Según esto, quiere reemplazar el método de los sistemas por el de los hechos, apoyándose en la gracia como en el plinto de toda vida sobrenatural. Este método de los hechos le induce a proponer al alma la imitación de Cristo. Semejante imitación exige un conocimiento profundo de Dios y el conocimiento de sí mismo. Cuanto más avancemos en el conocimiento de Dios, más adelantaremos en su amor. El conocimiento de Dios debe volver al hombre a su justa dimensión, que es bien ínfima. Por eso, con un agustinismo manifiesto, describe el autor minuciosamente los múltiples movimientos o tendencias de la naturaleza y de la gracia (III/54 y 55). Sin la gracia el alma queda reducida a la impotencia, en tanto que con la gracia el hombre se libera de todo lo que le ata a la tierra, y llega a la unión íntima con Dios.
Así, pues, la Imitación presenta los caracteres de una teología positiva no muy alejada de un cierto realismo. Es ante todo «práctica» y rechaza formalmente las consideraciones trascendentales y puramente especulativas. La gracia es el principio y el fin, pero se asocia a la naturaleza y exige su colaboración más eficaz para plasmar el hombre cabal, el imitador de Cristo, el cual lo configura con él. La Imitación no es ciertamente una obra de ciencia, la producción de un cerebro; es la efusión de un corazón.

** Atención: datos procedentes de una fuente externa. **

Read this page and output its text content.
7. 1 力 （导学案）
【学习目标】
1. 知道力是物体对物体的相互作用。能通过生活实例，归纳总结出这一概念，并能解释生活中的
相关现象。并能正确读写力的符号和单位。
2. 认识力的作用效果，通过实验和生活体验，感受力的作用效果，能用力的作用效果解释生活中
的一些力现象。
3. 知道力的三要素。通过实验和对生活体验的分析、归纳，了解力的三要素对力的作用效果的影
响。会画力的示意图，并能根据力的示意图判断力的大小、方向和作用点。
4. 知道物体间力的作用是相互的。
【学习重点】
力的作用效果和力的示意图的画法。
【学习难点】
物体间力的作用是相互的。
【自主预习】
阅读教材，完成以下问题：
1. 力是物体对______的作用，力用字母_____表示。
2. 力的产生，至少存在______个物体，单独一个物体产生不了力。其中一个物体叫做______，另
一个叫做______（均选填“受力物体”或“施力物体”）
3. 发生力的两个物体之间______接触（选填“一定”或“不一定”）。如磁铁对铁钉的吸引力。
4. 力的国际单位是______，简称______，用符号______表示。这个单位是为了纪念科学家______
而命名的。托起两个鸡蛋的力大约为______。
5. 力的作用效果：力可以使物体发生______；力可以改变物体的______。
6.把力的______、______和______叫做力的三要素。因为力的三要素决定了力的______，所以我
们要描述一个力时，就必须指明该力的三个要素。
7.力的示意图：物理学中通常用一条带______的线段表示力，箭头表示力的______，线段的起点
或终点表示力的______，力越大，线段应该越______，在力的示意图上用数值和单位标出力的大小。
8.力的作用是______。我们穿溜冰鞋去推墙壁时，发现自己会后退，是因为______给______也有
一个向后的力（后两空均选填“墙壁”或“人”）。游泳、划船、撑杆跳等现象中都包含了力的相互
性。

Una obra de un valor tan vasto y profundo como la Imitación ha de ser forzosamente polifacética, es decir, ha de ofrecer aspectos distintos que se desprenden precisamente de esa misma riqueza de doctrina y espiritualidad que atesora. Recogemos aquí tres de esos aspectos que pueden arrojar luz sobre lo que podríamos llamar su «idiosincrasia»: Por una parte la obra es humana y simple, por otra rigorista y tajante en su exigencia de perfección; por fin, un acusado tinte de antiintelectualismo aflora a través de los cuatro libros que jalonan la obra.

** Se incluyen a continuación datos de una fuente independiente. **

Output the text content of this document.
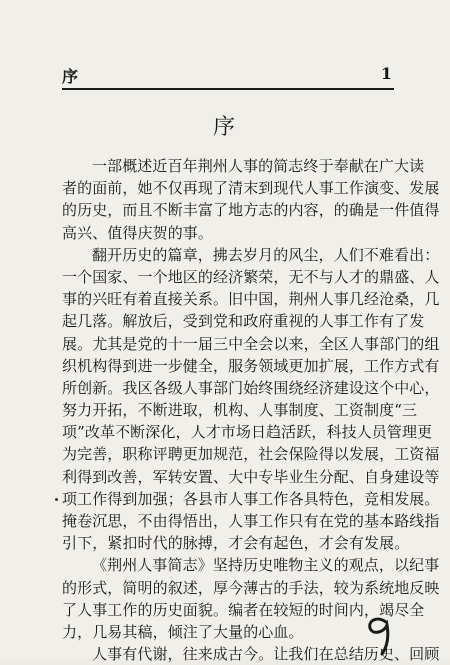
序	1
序
一部概述近百年荆州人事的简志终于奉献在广大读
者的面前，她不仅再现了清末到现代人事工作演变、发展
的历史，而且不断丰富了地方志的内容，的确是一件值得
高兴、值得庆贺的事。
翻开历史的篇章，拂去岁月的风尘，人们不难看出：
一个国家、一个地区的经济繁荣，无不与人才的鼎盛、人
事的兴旺有着直接关系。旧中国，荆州人事几经沧桑，几
起几落。解放后，受到党和政府重视的人事工作有了发
展。尤其是党的十一届三中全会以来，全区人事部门的组
织机构得到进一步健全，服务领域更加扩展，工作方式有
所创新。我区各级人事部门始终围绕经济建设这个中心，
努力开拓，不断进取，机构、人事制度、工资制度“三
项”改革不断深化，人才市场日趋活跃，科技人员管理更
为完善，职称评聘更加规范，社会保险得以发展，工资福
利得到改善，军转安置、大中专毕业生分配、自身建设等
项工作得到加强；各县市人事工作各具特色，竞相发展。
掩卷沉思，不由得悟出，人事工作只有在党的基本路线指
引下，紧扣时代的脉搏，才会有起色，才会有发展。
《荆州人事简志》坚持历史唯物主义的观点，以纪事
的形式，简明的叙述，厚今薄古的手法，较为系统地反映
了人事工作的历史面貌。编者在较短的时间内，竭尽全
力，几易其稿，倾注了大量的心血。
人事有代谢，往来成古今。让我们在总结历史、回顾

Como dice un autor moderno, «el escritor no es un teólogo que se proponga defender los dogmas, como un Tomás de Aquino; no es un maestro de ascética que enseñe sistemáticamente los grados por los cuales se sube a la perfección espiritual, como un Ignacio de Loyola; ni siquiera un místico que nos narre o describa su drama interior, como una Teresa de Ávila. Es un corazón que habla al corazón, suave, fraternalmente, y es sabido que el corazón tiene su lenguaje, su «método», que no es el de la pura inteligencia; por donde se impone pasar con frecuencia del tono pedagógico al monólogo del alma consigo misma, y de éste el diálogo entre el alma y Dios.>>
Este lenguaje del corazón es la raíz del carácter humano de la Imitación. Esta humanidad, esta simplicidad, que se manifiesta incluso en su espontáneo abandono literario, hace que sea grata a todos, doctos y sencillos. El fuerte aroma de cristianismo que rezuman sus páginas hace que todos sientan su influjo bienhechor, mientras que sus tesoros de psicología humana hacen que interese a la vida moral de cada uno, pues reflejan las luchas más íntimas entre el bien y el mal que anidan en los hombres; por eso la Imitación atrae a toda alma que sea consciente de sí misma. Su fascinación reside, además, en su brevedad, diafanidad y practicidad.
A primera vista podría parecer que el autor ha recrudecido, por decirlo así, la moral de Cristo, en el sentido de que el Jesús del Evangelio es más humano, más suave. La doctrina de la Imitación insiste en la abnegación propia, en el desasimiento absoluto, en la renuncia total de las cosas de este mundo. En realidad, no hace sino citar constantemente las máximas del Evangelio sobre el particular y comentarlas de acuerdo con un criterio que puede parecer a veces exageradamente rigorista, pero que responde a la mentalidad de la época informada por la “devotio moderna”, que tenía por base la total abnegación del alma para llegar a la intimidad con Dios. Este rigorismo, si bien se mira, es sólo aparente, y deja de chocarnos cuando comparamos la doctrina de la Imitación con las frases del Evangelio: «Quien no pospone a su padre y a su madre no puede ser discípulo mío» (Lc 14, 26); «el que quiera seguirme que se niegue a sí mismo, cargue con su cruz y se venga conmigo» (Mt 16, 26); «quien pone la mano en el arado y mira hacia atrás no es digno de mi» (Lc 9, 62). Y otras semejantes en que el Señor pone de relieve de modo terminante y decisivo las exigencias del reino.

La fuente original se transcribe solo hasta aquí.